Philippe Hahn

Dr. Philippe Hahn, known as 'Docteur Hahn' (19 Aug 1850, Strasbourg-Neuhof - 23 March 1913, Paris, France) was a French physician and administrator, the personal physician of Kings Norodom and Sisowath, and a keen observer of the Cambodian scene from 1878 to 1907.

Arriving in Cambodia on 1 January 1878 as 2nd class physician of the French Navy, he quickly became friend and confident to King Norodom I, who came to call him "the one and only European who never cheated me." After joining the Cap Horn scientific mission (1882-1883) as a botanist and zoologist, he returned to Phnom Penh as "medecin-general du Protectorat" in 1884, and fenced off the hostility of the volatile Cochinchina Governor, Charles Thomson, who accused him to plot with King Norodom against "France's colonial interests". 

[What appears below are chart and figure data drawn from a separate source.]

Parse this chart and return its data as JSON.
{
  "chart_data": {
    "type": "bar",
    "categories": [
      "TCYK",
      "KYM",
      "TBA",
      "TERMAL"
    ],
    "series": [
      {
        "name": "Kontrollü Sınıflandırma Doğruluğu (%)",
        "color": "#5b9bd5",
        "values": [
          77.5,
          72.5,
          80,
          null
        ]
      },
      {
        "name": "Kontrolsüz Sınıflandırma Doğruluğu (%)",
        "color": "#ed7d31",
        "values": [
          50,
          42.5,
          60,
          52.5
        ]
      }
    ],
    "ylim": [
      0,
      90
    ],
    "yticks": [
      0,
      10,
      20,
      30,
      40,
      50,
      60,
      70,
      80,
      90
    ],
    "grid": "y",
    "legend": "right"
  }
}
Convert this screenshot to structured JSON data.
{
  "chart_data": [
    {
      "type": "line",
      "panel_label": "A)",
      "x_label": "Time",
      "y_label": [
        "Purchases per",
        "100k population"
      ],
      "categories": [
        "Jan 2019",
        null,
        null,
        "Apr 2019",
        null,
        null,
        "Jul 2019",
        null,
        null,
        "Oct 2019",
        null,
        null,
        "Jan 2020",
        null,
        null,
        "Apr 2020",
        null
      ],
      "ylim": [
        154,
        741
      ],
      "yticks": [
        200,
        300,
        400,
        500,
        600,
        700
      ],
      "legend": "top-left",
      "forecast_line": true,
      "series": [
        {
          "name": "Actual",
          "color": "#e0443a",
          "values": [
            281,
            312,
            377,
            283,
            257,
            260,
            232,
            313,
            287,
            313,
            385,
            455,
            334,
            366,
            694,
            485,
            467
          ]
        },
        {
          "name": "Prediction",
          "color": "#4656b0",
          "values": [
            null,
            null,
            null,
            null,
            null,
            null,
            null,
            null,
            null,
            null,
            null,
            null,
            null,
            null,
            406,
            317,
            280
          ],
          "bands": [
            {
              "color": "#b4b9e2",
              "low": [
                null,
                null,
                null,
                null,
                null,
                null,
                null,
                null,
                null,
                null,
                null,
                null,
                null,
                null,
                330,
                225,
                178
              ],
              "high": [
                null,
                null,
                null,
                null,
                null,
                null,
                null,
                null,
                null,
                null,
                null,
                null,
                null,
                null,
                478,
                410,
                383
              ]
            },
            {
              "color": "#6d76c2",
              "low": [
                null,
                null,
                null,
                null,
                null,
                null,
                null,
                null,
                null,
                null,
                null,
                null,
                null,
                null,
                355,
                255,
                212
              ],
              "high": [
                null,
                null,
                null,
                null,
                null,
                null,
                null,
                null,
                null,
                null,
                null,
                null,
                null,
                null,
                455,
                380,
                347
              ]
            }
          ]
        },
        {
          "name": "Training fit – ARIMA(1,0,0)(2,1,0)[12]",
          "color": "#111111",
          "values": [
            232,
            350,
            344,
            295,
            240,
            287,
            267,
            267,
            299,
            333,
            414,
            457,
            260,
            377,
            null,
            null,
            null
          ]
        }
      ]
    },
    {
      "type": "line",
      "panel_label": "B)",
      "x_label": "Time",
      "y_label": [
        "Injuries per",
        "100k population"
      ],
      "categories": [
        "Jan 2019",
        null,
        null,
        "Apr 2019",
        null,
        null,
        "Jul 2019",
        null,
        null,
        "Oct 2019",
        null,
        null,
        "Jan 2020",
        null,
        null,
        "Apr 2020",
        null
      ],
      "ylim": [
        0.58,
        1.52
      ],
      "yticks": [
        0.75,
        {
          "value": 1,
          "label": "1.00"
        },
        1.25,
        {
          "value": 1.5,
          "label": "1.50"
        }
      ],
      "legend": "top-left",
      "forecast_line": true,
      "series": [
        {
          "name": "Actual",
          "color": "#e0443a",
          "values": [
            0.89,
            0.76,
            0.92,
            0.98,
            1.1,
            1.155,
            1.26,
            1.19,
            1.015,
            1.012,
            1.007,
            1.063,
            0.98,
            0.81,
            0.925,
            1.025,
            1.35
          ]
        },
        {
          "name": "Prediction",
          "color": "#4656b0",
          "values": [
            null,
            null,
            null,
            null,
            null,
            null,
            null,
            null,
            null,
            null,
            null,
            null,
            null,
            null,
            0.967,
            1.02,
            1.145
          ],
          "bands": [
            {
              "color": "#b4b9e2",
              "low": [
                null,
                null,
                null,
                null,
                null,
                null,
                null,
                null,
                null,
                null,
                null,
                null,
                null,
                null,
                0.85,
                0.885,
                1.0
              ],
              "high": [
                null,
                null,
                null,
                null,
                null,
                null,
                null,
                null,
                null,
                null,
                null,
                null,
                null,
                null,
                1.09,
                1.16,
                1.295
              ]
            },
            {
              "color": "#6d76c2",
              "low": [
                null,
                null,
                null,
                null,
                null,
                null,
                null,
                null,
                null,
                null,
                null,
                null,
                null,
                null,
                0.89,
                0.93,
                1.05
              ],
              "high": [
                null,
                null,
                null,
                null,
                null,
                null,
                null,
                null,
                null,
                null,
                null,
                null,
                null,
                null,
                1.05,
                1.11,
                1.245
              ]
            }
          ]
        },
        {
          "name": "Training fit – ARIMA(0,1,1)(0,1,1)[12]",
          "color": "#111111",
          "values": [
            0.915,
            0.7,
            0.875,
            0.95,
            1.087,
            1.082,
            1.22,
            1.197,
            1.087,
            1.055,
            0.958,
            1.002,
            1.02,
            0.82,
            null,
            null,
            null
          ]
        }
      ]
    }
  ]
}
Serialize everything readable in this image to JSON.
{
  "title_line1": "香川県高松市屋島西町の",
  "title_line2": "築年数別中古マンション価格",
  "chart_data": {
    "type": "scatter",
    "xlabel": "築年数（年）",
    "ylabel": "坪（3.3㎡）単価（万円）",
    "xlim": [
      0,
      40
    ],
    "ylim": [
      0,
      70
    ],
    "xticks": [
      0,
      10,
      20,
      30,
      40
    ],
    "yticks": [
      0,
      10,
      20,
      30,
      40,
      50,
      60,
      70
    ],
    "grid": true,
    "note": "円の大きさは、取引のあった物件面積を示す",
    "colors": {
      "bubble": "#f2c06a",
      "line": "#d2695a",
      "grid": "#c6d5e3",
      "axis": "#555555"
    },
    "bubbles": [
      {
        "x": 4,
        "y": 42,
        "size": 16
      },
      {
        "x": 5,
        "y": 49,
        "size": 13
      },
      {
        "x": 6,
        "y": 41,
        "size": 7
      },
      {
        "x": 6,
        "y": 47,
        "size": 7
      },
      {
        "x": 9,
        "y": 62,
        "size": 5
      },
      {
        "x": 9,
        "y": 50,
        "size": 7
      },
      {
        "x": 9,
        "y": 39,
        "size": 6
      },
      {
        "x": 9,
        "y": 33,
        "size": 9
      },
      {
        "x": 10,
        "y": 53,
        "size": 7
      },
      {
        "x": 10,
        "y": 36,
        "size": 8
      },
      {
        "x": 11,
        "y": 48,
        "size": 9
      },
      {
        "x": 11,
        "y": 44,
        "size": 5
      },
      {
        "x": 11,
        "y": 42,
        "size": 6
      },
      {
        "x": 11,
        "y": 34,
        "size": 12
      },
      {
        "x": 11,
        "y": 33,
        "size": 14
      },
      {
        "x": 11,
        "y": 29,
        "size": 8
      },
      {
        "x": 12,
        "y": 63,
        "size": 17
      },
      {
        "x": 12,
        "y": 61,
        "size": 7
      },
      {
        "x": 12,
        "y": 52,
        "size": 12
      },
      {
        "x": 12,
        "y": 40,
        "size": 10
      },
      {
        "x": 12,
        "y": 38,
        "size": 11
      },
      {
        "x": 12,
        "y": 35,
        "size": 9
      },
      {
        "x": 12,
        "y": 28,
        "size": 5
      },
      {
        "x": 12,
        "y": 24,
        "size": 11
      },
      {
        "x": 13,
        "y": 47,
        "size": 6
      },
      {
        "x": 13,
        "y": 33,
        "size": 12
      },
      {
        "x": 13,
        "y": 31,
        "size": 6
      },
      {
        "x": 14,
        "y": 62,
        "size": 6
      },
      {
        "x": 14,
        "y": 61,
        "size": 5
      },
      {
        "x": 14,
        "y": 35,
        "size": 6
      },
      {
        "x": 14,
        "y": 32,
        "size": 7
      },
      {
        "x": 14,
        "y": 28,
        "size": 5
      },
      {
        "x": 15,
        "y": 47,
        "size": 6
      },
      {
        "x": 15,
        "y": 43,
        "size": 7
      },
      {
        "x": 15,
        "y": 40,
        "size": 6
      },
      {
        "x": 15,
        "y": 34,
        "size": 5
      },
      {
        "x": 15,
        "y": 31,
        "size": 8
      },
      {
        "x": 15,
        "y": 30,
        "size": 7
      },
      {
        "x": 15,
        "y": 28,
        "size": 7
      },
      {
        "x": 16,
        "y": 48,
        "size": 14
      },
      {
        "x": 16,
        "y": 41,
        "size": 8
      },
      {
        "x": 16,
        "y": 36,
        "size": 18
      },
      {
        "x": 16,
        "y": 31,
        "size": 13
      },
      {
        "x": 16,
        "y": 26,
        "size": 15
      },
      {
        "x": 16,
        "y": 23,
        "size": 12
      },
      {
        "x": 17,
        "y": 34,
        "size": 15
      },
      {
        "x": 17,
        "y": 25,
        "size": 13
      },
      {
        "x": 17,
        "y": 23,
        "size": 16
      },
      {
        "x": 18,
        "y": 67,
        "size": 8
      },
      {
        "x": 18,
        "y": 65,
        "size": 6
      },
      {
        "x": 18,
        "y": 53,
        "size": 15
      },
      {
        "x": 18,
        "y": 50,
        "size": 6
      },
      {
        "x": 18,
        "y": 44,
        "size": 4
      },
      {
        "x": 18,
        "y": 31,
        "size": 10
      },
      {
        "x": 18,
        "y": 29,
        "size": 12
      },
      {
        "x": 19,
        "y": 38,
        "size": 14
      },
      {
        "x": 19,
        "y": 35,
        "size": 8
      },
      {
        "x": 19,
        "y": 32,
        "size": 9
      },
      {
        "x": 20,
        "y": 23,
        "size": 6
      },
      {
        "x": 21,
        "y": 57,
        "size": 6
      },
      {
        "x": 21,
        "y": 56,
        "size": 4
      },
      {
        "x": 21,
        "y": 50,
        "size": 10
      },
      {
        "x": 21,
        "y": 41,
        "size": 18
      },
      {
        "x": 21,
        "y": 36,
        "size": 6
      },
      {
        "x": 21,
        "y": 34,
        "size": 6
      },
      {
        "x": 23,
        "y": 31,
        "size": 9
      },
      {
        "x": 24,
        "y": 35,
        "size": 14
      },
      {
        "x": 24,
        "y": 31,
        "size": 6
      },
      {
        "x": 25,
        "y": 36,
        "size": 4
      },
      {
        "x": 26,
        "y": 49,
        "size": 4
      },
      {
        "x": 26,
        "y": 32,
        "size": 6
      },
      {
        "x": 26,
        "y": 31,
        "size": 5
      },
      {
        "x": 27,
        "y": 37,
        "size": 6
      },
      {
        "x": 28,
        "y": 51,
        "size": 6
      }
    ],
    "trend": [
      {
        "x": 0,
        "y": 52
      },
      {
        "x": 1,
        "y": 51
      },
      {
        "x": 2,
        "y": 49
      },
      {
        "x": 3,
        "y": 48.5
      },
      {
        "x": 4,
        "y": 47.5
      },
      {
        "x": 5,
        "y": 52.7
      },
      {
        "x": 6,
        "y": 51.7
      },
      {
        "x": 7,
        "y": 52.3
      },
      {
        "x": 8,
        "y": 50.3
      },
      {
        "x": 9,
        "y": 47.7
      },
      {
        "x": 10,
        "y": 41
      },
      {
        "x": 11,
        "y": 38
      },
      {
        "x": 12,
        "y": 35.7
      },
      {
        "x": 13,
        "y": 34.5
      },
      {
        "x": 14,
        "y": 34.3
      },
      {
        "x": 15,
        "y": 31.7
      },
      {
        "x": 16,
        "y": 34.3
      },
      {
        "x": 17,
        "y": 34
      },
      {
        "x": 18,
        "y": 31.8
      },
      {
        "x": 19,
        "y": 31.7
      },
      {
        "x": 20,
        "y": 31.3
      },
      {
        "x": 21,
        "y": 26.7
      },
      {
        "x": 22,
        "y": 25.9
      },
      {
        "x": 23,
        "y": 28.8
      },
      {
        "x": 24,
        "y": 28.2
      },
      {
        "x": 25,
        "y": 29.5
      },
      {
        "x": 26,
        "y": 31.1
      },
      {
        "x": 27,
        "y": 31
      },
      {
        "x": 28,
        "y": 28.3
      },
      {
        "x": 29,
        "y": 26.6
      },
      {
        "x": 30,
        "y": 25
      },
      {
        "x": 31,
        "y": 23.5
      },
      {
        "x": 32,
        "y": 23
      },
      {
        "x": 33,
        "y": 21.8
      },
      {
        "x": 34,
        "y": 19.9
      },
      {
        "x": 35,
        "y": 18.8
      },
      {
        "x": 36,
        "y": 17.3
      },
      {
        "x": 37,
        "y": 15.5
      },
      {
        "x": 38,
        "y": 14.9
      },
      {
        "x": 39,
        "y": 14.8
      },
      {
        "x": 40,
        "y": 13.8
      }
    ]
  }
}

Mayor-resident of Phnom Penh from 1897 to 1905, Civil Service Inspector, administrator of Kampot Province from 1891 to 1895, Resident-Superieur of Cambodia in 1907, he was the one who pronounced dead King Norodom at the Royal Palace in 1904, then was invited by King Sisowath to the royal visit to France in 1907, as interpreter and close advisor. As a surgeon, he became famous for performing the first ever double cataract operation on a Penong woman in 1879, without anasthesia.

Back to Paris in 1910, he was appointed to the Archaeological Commission of Indochina. In 1904, he coauthored with Louis Finot "Variétés: un almanach cambodgien" (Revue indochinoise, 1st semester 1904). In that same publication, he gave his personal account of King Norodom's passing away.